Pela Carta Circular nº 26/2015/DSC, de 30 de Março de 2015, o Banco de Portugal transmitiu às instituições de crédito nacionais sob a sua supervisão o entendimento que perfilha sobre a aplicação aos contratos de crédito e de financiamento, concedidos a consumidores e empresas no mercado nacional, das taxas de juro EURIBOR, se este indexante assumir valores negativos. Recordamos que esta tomada de posição do Banco Central surge num contexto, até há pouco tempo impensável, de taxas EURIBOR a um mês em valores negativos, estando nos outros prazos mais populares como referência nas prestações de crédito, designadamente a 3 e 6 meses, igualmente em queda livre.
Lembramos igualmente que, quer no crédito à habitação, quer no crédito a empresas, tem sido de há vários anos a esta parte prática usual das instituições de crédito, a fixação da taxa de juro das operações de crédito, por referência a um índice ou indexante – sendo o mais vulgar a referida EURIBOR num dos seus prazos – a que acresce um spread, que corresponde à margem/lucro que a instituição verdadeiramente aufere no crédito que concede. Não podemos, ainda, olvidar que a chamada EURIBOR, ou European InterBank Offer Rate não é mais do que a taxa a que um painel de Bancos líderes está disponível para ceder liquidez entre si – o que significa que só haverá ganho na concessão pelos bancos de crédito aos seus clientes caso cobrem uma remuneração acima da EURIBOR.
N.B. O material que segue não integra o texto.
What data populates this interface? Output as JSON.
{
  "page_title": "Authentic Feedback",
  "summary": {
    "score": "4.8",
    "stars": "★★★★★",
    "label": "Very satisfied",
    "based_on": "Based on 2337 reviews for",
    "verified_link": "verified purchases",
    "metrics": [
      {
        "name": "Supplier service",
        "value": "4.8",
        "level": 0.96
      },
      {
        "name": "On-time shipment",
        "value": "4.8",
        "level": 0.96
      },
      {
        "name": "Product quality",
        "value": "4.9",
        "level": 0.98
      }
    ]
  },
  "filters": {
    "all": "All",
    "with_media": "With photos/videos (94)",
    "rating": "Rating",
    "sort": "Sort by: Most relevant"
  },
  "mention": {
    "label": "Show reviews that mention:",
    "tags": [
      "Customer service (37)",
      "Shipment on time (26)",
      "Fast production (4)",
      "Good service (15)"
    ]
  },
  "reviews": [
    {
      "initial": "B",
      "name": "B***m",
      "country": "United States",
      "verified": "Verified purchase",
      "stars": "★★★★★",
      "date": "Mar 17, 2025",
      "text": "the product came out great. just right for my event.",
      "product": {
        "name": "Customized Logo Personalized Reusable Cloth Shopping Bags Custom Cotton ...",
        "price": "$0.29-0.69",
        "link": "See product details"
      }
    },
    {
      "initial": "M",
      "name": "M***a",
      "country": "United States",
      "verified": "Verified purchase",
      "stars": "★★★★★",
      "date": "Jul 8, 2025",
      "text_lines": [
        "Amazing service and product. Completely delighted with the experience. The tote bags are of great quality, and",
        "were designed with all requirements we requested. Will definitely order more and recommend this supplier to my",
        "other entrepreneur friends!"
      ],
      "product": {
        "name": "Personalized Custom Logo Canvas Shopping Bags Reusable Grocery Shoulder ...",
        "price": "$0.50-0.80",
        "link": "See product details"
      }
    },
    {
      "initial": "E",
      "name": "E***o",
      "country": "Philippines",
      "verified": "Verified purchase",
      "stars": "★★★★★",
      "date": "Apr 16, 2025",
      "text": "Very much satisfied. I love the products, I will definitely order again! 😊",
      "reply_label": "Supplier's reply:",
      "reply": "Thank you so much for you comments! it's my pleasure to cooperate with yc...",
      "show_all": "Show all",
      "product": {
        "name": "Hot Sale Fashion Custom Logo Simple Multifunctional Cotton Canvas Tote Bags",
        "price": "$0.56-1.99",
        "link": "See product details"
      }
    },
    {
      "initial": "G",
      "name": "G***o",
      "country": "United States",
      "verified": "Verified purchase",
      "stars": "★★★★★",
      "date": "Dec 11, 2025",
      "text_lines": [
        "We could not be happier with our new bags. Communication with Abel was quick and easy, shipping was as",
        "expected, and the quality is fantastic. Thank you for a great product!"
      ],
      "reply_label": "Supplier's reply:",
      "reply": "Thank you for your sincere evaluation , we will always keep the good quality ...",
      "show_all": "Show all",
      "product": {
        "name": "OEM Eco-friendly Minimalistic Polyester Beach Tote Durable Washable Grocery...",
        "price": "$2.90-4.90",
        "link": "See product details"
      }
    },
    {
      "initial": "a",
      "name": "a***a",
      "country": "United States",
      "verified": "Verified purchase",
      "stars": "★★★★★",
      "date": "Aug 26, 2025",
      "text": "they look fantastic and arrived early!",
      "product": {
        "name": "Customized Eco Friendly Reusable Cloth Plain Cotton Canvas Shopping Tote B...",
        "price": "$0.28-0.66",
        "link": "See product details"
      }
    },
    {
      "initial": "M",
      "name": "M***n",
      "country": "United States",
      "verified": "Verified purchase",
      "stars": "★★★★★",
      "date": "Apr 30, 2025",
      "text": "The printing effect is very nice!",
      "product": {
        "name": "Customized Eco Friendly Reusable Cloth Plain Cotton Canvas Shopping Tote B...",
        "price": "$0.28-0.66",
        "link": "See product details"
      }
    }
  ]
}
Neste quadro, o que é que o Banco Central veio defender na aludida Carta Circular nº 26/2015/DSC? Em primeiro lugar, invocando o art. 3º do Decreto-Lei nº 240/2006, de 22 de Dezembro – normal instrumental que define que, quando a taxa de juro aplicada a contratos de crédito e de financiamento esteja indexada a um índice de referência, deve resultar da média aritmética simples das cotações diárias do mês anterior ao período de contagem de juros – apressa-se a concluir que, nos contratos em curso, “… não podem ser introduzidos limites à variação do indexante que impeçam a plena produção de efeitos decorrentes da aplicação desta regra legal”. O que equivale por dizer que se, por absurdo e no limite, uma dada taxa EURIBOR de referência de um contrato de crédito tiver um valor de tal forma negativo, que absorva a totalidade do spread do Banco credor, este poderá ainda ter que “pagar” ao cliente juros pelo crédito que concedeu.
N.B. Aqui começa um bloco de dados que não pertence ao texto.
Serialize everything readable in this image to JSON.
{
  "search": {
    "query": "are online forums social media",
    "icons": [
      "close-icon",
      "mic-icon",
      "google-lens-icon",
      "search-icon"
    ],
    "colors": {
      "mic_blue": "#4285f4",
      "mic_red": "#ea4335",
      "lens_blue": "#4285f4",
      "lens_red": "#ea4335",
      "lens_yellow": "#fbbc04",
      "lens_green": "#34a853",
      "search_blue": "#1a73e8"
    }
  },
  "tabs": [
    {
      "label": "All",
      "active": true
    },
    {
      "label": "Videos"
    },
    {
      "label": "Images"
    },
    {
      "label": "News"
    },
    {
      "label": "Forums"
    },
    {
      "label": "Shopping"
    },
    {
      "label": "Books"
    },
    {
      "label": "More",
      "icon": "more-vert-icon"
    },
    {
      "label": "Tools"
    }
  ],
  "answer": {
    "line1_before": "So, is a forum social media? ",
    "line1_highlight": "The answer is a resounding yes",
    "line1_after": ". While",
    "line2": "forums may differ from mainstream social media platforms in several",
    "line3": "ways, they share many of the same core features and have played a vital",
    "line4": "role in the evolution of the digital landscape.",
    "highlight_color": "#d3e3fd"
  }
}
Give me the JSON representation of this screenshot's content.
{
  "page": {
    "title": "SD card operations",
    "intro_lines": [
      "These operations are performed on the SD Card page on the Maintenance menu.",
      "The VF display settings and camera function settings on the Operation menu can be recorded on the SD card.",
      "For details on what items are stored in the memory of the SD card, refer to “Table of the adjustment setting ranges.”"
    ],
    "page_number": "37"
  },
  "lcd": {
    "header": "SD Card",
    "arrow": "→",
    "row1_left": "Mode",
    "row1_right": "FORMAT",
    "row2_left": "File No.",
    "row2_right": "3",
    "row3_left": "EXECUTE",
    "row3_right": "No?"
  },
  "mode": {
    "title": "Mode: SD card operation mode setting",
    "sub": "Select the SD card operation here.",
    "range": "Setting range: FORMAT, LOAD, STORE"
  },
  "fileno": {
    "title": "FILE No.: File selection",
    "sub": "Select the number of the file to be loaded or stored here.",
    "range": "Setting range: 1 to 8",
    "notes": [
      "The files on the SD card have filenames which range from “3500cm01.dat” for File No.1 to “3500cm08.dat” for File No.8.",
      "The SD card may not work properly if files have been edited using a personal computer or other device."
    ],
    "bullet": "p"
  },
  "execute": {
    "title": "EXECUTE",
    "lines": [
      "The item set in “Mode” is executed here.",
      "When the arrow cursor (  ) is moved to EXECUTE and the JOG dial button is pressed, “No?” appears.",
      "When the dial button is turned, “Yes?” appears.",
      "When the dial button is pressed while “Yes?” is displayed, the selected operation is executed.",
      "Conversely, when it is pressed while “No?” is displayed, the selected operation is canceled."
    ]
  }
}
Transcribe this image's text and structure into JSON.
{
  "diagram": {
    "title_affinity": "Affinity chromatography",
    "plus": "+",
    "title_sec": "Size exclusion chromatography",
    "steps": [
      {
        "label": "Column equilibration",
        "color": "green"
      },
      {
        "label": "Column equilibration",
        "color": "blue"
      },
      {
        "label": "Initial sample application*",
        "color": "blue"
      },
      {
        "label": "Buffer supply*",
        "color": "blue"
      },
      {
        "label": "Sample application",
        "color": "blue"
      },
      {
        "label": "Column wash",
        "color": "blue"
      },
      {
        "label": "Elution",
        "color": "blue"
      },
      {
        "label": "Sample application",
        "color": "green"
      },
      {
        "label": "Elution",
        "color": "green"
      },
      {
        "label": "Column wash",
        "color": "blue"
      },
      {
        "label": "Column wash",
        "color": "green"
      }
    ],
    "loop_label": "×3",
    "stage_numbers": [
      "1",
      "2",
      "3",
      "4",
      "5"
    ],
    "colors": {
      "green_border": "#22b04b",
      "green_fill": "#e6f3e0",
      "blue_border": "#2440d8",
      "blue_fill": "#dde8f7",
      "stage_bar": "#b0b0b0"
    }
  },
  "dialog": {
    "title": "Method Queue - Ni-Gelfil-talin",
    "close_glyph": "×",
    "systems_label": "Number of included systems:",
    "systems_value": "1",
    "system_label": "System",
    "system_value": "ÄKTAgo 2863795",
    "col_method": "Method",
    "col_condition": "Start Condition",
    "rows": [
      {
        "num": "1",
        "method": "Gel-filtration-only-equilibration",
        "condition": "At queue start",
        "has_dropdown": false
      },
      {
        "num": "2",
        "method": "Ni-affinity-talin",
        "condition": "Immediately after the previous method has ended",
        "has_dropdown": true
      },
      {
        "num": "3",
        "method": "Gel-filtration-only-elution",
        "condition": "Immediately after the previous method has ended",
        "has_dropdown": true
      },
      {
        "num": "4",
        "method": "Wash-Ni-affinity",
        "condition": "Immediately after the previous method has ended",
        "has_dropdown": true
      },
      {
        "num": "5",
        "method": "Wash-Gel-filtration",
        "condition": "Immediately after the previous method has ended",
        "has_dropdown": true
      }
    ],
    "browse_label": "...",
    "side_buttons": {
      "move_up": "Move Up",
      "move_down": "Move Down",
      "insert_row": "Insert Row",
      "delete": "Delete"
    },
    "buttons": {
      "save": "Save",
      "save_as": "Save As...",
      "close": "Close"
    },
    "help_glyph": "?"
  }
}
O Banco de Portugal tranquiliza-nos depois, dizendo que “… conquanto não seja admissível a previsão de cláusulas que impeçam a plena produção dos efeitos decorrentes da evolução dos indexantes para valores negativos…” por força do aludido preceito, as instituições de crédito poderão, por outras vias, acautelar os efeitos da referida evolução nos contratos que venham a celebrar no futuro. E, ainda que admitindo outras “soluções contratuais legalmente admissíveis”, indica o caminho, que merecerá a sua preferência, da comercialização pelas instituições de crédito que estejam habilitadas a actuar como intermediários financeiros, aquando da celebração dos novos contratos de crédito ou de financiamento, de instrumentos financeiros derivados – v.g. swaps de taxas de juro.
A orientação ora transmitida pelo Banco Central é, a n/ ver, francamente criticável por três razões fundamentais. Em primeiro lugar, funda-se, de forma assaz insuficiente, numa norma meramente instrumental – o referido art. 3º do Decreto-Lei nº 240/2006, de 22 de Dezembro -, para tomar posição quanto a uma questão de fundo, qual seja a da essência do negócio bancário. Não querendo nem podendo ser exaustivo nesta sede, é da natureza do mútuo bancário, enquanto subtipo do mútuo oneroso de dinheiro, precisamente, a sua “onerosidade”, o que significa que o mutuário tem obrigação e restituir o que lhe foi emprestado, acrescido do pagamento de juros. A n/ ver, o regulador não podia, sob a capa da forma de cálculo de um índice de referência, admitir a possibilidade de as instituições que supervisiona, não só deixarem de ser remuneradas, como, no limite, passarem a remunerar os seus clientes pelo crédito que lhes concederam.
Em segundo lugar, teremos que ser claros: as instituições de crédito apenas utilizam índices de referência na concessão de crédito, como a EURIBOR, para terem uma referência objectiva para a remuneração do mesmo crédito, sempre no pressuposto de que o índice se mantém em terreno positivo – no limite, a zero. A passagem de um índice de referência de crédito para terreno negativo será algo completamente imprevisto e imprevisível, traduzindo uma verdadeira alteração superveniente de circunstâncias, invocável pela instituição no quadro dos contratos estabelecidos com os clientes.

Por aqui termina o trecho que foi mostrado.